In the L.A. example mentioned by JustDrive, old maps help tell part of the story.  Main Street was L.A.'s first street.  This intersection is a bit south of the historic Downtown, but was essentially at the point of competing grids.  The Downtown was skewed a bit, and the rest of the city follows the pure N-S / E-W normal grid (and in many cases major streets were plotted on the mile markers and semi-major streets on the half mile markers).  On the west side of Downtown, nearly every street makes the bend at around Hoover, but on the south side of Downtown the point of the bend is not so exact, but tends to be at approximately MLK Blvd.
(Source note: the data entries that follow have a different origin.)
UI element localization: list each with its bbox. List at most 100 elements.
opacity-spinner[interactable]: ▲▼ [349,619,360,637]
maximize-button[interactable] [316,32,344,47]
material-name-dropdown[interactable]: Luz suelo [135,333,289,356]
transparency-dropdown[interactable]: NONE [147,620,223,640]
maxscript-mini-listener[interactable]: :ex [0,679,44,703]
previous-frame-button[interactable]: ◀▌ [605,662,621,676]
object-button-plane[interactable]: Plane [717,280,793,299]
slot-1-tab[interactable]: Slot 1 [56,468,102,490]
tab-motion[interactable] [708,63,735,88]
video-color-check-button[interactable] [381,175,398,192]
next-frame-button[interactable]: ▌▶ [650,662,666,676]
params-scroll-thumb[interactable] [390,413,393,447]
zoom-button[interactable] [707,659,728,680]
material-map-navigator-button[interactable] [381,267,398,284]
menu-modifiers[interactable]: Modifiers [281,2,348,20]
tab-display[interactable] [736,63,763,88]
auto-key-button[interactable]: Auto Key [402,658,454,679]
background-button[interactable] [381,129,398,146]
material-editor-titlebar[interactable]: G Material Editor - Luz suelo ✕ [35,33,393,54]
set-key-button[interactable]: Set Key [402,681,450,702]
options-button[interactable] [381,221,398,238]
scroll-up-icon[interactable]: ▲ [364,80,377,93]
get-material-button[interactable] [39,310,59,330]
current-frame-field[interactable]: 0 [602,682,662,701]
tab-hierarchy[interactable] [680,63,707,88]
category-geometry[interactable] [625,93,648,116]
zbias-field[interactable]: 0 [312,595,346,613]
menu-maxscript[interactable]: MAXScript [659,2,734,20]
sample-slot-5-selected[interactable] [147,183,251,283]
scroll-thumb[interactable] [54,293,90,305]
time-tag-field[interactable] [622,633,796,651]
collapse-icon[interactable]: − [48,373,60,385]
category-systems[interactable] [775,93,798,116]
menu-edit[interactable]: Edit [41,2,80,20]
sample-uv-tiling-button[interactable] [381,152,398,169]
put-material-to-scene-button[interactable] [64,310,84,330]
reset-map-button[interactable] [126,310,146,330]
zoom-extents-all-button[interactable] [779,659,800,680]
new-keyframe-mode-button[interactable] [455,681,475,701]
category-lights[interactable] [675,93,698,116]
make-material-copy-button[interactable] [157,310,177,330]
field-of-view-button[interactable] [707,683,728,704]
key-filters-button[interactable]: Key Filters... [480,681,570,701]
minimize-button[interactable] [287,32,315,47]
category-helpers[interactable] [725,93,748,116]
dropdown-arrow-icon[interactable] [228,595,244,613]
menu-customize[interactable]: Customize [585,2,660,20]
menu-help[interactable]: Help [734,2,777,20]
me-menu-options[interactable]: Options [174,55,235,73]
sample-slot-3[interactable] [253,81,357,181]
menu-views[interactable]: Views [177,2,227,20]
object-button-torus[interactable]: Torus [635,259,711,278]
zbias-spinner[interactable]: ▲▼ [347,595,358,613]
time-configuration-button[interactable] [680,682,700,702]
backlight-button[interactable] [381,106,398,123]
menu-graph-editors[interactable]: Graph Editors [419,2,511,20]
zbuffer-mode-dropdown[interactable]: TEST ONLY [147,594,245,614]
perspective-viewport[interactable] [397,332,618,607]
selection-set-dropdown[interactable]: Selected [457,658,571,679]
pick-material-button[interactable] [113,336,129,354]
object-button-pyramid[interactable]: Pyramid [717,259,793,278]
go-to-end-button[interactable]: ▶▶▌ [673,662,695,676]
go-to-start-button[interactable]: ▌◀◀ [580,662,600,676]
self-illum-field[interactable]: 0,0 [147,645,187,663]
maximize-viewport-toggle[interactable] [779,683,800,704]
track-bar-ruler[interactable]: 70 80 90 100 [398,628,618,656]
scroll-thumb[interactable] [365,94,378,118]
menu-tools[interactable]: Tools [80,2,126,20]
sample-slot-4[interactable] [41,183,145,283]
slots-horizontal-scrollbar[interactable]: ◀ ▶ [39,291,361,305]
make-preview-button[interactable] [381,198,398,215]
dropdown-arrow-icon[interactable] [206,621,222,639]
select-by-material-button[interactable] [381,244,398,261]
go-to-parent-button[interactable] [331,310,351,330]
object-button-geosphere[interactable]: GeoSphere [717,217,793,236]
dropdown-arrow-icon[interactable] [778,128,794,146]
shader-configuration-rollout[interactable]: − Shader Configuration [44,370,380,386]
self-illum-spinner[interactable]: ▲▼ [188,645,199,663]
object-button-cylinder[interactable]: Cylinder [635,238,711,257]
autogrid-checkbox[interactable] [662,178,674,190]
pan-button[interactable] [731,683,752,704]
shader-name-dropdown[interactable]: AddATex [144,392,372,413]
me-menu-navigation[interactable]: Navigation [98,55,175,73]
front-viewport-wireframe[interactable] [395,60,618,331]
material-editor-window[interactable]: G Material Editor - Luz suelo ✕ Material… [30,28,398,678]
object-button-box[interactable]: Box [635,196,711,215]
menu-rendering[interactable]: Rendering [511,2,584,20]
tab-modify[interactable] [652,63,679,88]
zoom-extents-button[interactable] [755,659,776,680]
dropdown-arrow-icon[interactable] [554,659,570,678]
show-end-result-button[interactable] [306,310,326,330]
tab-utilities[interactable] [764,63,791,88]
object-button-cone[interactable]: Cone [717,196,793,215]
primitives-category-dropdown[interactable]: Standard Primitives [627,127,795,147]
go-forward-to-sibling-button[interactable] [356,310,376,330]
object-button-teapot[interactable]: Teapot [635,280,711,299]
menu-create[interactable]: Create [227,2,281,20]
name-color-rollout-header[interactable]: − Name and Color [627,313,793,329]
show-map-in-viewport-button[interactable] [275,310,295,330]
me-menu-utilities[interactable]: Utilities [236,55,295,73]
https://www.loc.gov/resource/g4364l.ct001797/?r=0.082,0.878,0.28,0.158,0

This old map shows that Main Street bent to align with the normal grid, but the trajectory of Main from Downtown continued onto a street called Moneta.  Moneta would later bend to be parallel to Main a little bit to the south.  Broadway did not yet exist south of 11th (it ran into Main).

Beginning in the 1920's, it was decided to create another arterial into Downtown.  So Broadway was connected by cutting through blocks of the street grid between 10th street and MLK (then Santa Barbara) and then heading south to line up with Moneta.  The rest of Moneta became Broadway Place.  And then, at some point they decided to complete the connection of Broadway Place back into Broadway to provide the anomaly of the Broadway Place / Main Street intersection. 

There are also many cases where traffic trades places to avoid an intersection.  A very famous example is New York's Times Square (before Broadway pedestrianization).  Both streets are one-way southbound.  Seventh Ave is parallel to other avenues and Broadway meets 7th Ave at a very sharp angle.  So while on a map, it seems like a normal intersection with a sharp angle, to simplify traffic operations all of Broadway traffic from Columbus Circle continues onto 7th Ave south of Times Square and all or the 7th Ave traffic from Central Park continues onto Broadway south of Times Square.

[Before 1964, Times Square was a normal intersection.  Henry Barnes put in place the traffic restriction, but also provided an option for a crossover from 7th Ave to 7th Ave (but not Broadway to Broadway).  In 2006, the crossover was removed and then in the next decade pedestrianization of this part of Broadway began.] 

https://www.nyc.gov/html/dot/downloads/pdf/timessquare.pdf

Dirt Roads

Not exactly what the OP was looking for, but Bigley Avenue and Pennsylvania Avenue trade places where US-119 goes from a one-way pair to a twolane road beneath the junction of I-77 and I-64 in Charleston, West Virginia. 

Originally, Bigley and Penna were parallel to each other.  But after the completion of I-77 parallel to the Elk River in Charleston, Bigley Avenue got impacted several times in approach to the Interstate junction, resulting in the situation where the two intersecting streets trade names.  The minor disqualifier here is that you can only "trade names" following US-119 in the northbound direction.  US-119 southbound stays on Bigley into the one-way pair section on opposite sides of the Interstate.  Pennsylvania Avenue runs one-way [eastbound] away from the intersection where they trade names.

Fun facts:  (1) US-119 follows I-77 as you head "Up Elk", but the one-way pair splits parallel onto each side of I-64;  (2) The one-way pair is Bigley (southbound) and Penna (northbound) at the split, but quickly changes to Penna North and Penna South as the Interstate cuts to the southeast (but Bigley continues straight-on to its ending at US-60 (West Washington Street);  and (3) the Bigley Piggly Wiggly is actually on Pennsylvania Avenue (which is actually two blocks over from the original Bigley Avenue before the Interstate was constructed, three blocks if you include the large unnamed alley which may have been the railroad).